Central Corridor work is clearly apparent and does not help to alleviate Fasika's already dire parking situation. |
We got to Fasika at around 6 PM and found the place bustling, with most of the tables already occupied. Mekan, our friendly waitress led us to a table and brought menus. I pled for the Ultimate Combo, covering beef, lamb, chicken and various vegetable dishes, supposedly feeding two to three. After about ten minutes of pondering, we made that selection and added two Hakim stouts for good measure.
Ethiopian cuisine gives the expression "finger foods" something to chew on ... |
A large platter of food, a good two feet in diameter and truly looking like a painter's palette arrived rather quickly and was set between Joel and me. Next to the platter, a dish of Injera, the traditional Ethiopian spongy bread was deposited. It was then that Joel noticed the utter absence of silverware. I ripped a piece of Injera and used it to grabbing food off the platter. Joel immediately followed my example. If the food platter was our palette, the Injera was our tool and the insides of our stomach (and the vicinity of our mouths) the canvas. We were laying it on thickly!
We should not have worried, all foods were deliciously spiced. Flavorwise, the dishes could be divided into two broad categories.

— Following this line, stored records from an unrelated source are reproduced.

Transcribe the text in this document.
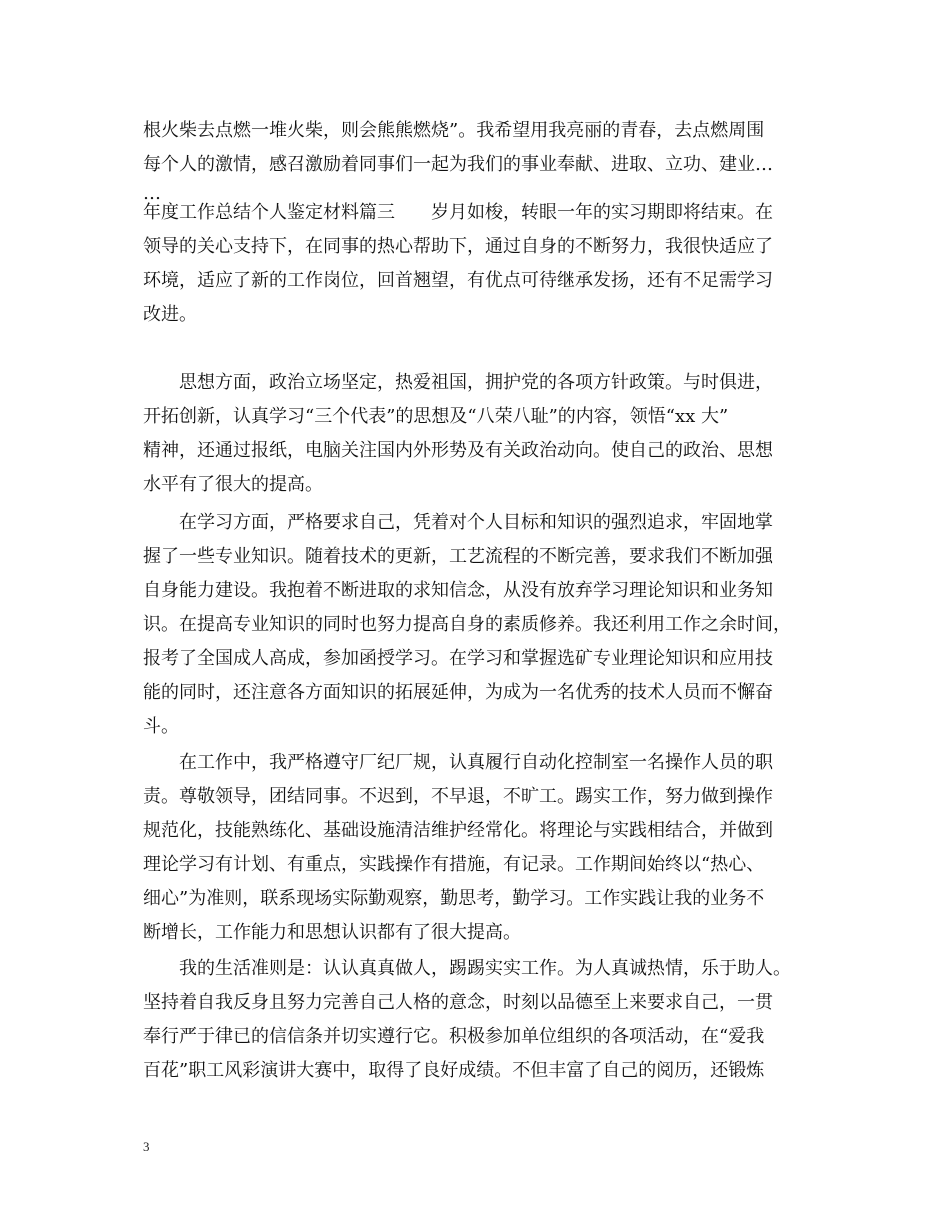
根火柴去点燃一堆火柴，则会熊熊燃烧”。我希望用我亮丽的青春，去点燃周围
每个人的激情，感召激励着同事们一起为我们的事业奉献、进取、立功、建业…
…
年度工作总结个人鉴定材料篇三　　岁月如梭，转眼一年的实习期即将结束。在
领导的关心支持下，在同事的热心帮助下，通过自身的不断努力，我很快适应了
环境，适应了新的工作岗位，回首翘望，有优点可待继承发扬，还有不足需学习
改进。
思想方面，政治立场坚定，热爱祖国，拥护党的各项方针政策。与时俱进，
开拓创新，认真学习“三个代表”的思想及“八荣八耻”的内容，领悟“xx 大”
精神，还通过报纸，电脑关注国内外形势及有关政治动向。使自己的政治、思想
水平有了很大的提高。
在学习方面，严格要求自己，凭着对个人目标和知识的强烈追求，牢固地掌
握了一些专业知识。随着技术的更新，工艺流程的不断完善，要求我们不断加强
自身能力建设。我抱着不断进取的求知信念，从没有放弃学习理论知识和业务知
识。在提高专业知识的同时也努力提高自身的素质修养。我还利用工作之余时间，
报考了全国成人高成，参加函授学习。在学习和掌握选矿专业理论知识和应用技
能的同时，还注意各方面知识的拓展延伸，为成为一名优秀的技术人员而不懈奋
斗。
在工作中，我严格遵守厂纪厂规，认真履行自动化控制室一名操作人员的职
责。尊敬领导，团结同事。不迟到，不早退，不旷工。踢实工作，努力做到操作
规范化，技能熟练化、基础设施清洁维护经常化。将理论与实践相结合，并做到
理论学习有计划、有重点，实践操作有措施，有记录。工作期间始终以“热心、
细心”为准则，联系现场实际勤观察，勤思考，勤学习。工作实践让我的业务不
断增长，工作能力和思想认识都有了很大提高。
我的生活准则是：认认真真做人，踢踢实实工作。为人真诚热情，乐于助人。
坚持着自我反身且努力完善自己人格的意念，时刻以品德至上来要求自己，一贯
奉行严于律已的信信条并切实遵行它。积极参加单位组织的各项活动，在“爱我
百花”职工风彩演讲大赛中，取得了良好成绩。不但丰富了自己的阅历，还锻炼
3
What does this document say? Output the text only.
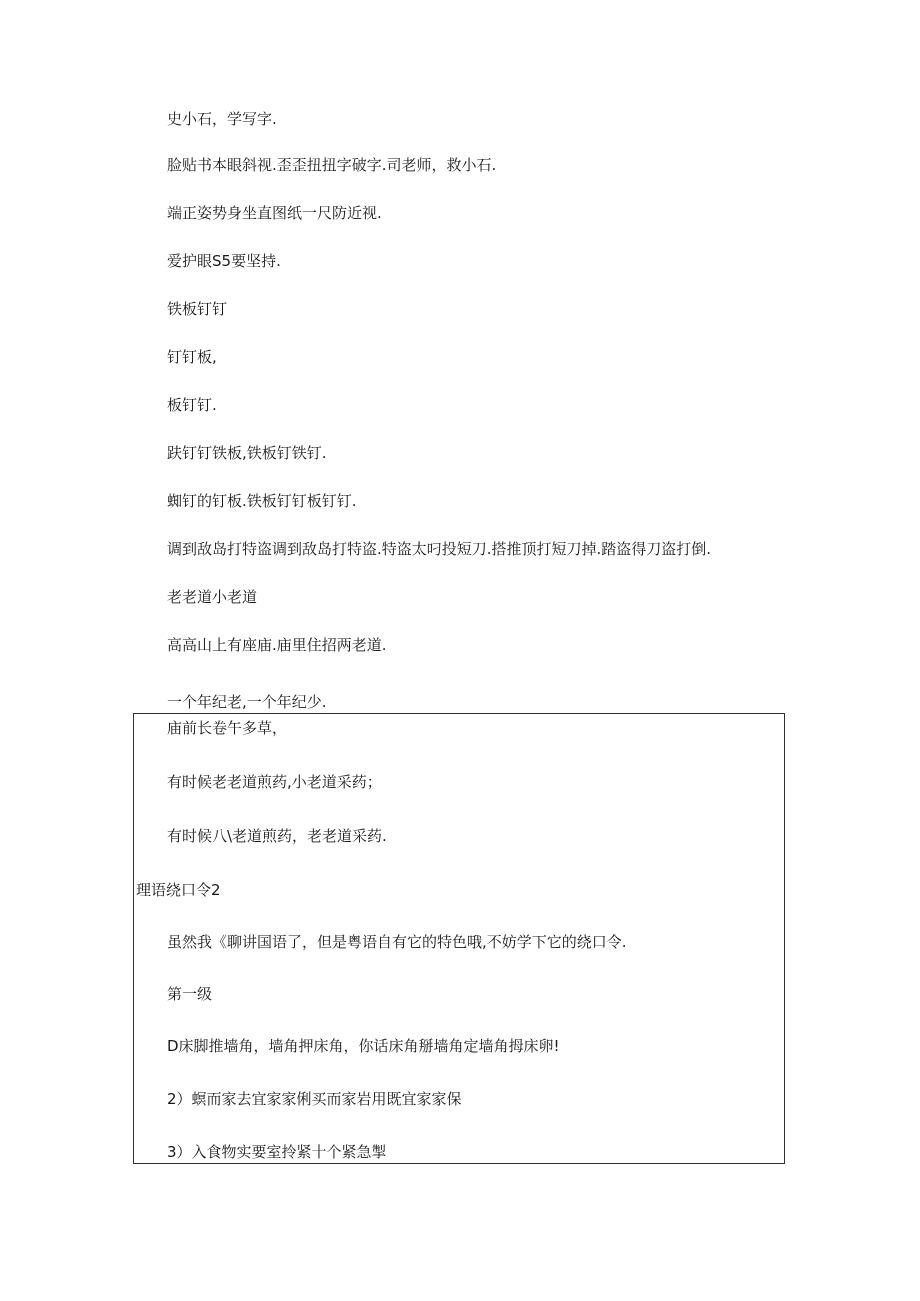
史小石，学写字.
脸贴书本眼斜视.歪歪扭扭字破字.司老师，救小石.
端正姿势身坐直图纸一尺防近视.
爱护眼S5要坚持.
铁板钉钉
钉钉板,
板钉钉.
趺钉钉铁板,铁板钉铁钉.
蜘钉的钉板.铁板钉钉板钉钉.
调到敌岛打特盗调到敌岛打特盗.特盗太叼投短刀.搭推顶打短刀掉.踏盗得刀盗打倒.
老老道小老道
高高山上有座庙.庙里住招两老道.
一个年纪老,一个年纪少.
庙前长卷午多草，
有时候老老道煎药,小老道采药；
有时候八\老道煎药，老老道采药.
理语绕口令2
虽然我《聊讲国语了，但是粤语自有它的特色哦,不妨学下它的绕口令.
第一级
D床脚推墙角，墙角押床角，你话床角掰墙角定墙角拇床卵!
2）螟而家去宜家家俐买而家岩用既宜家家保
3）入食物实要室拎紧十个紧急掣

The Key Wot dishes, having the Berbere sauce as its base, had the spiciness of the key ingredients of pepper, garlic, onion and other spices as well as a hint of acidity as if from vinegar. The Alicha Wot, or curries tasted very much like some Indian cuisine. Out of the spread, we did not come across anything we did not like, however, the beef Key Wot and the Gomen greens were BARF-SUAVE favorites.
Fasika Ultimate Combo, as written up by our kind server Mekena:
Beef Key Wot, a beef stew cooked in Berbere sauce. Berbere is a combination of peppers, garlic, onion and spices, dried and ground together.
Beef Alicha Wot, curry
Lamb Key Wot
Lamb Alicha Wot, curry
Lamb Tibs. Tibs are marinated pieces of meat.
Dorow Wot, chicken stew.
Misir Key Wot, lentils
Misir Alicha, lentil curry
Atkilt, veggie curry with potatoes, carrots, onions, cabbage and peppers
Gomen, greens, mostly spinach
Kik Alicha Wot, peas with berbere sauce
Fosolia, green bean and carrot curry
Shiro Wot chick pea flour cooked in berbere sauce.
There was way too much food for the two of us, there would have been plenty for three, possibly for four of a smaller appetite. I had the leftovers packed to take home and even after my family pillaged the box over the weekend I had plenty left for a good lunch on Monday.
I love green beans in all their forms and NO ONE has made me love green beans more than the East African cooks of the Twin Cities. EVEN MORE than my Italian Mom's green beans. utterly fabulous.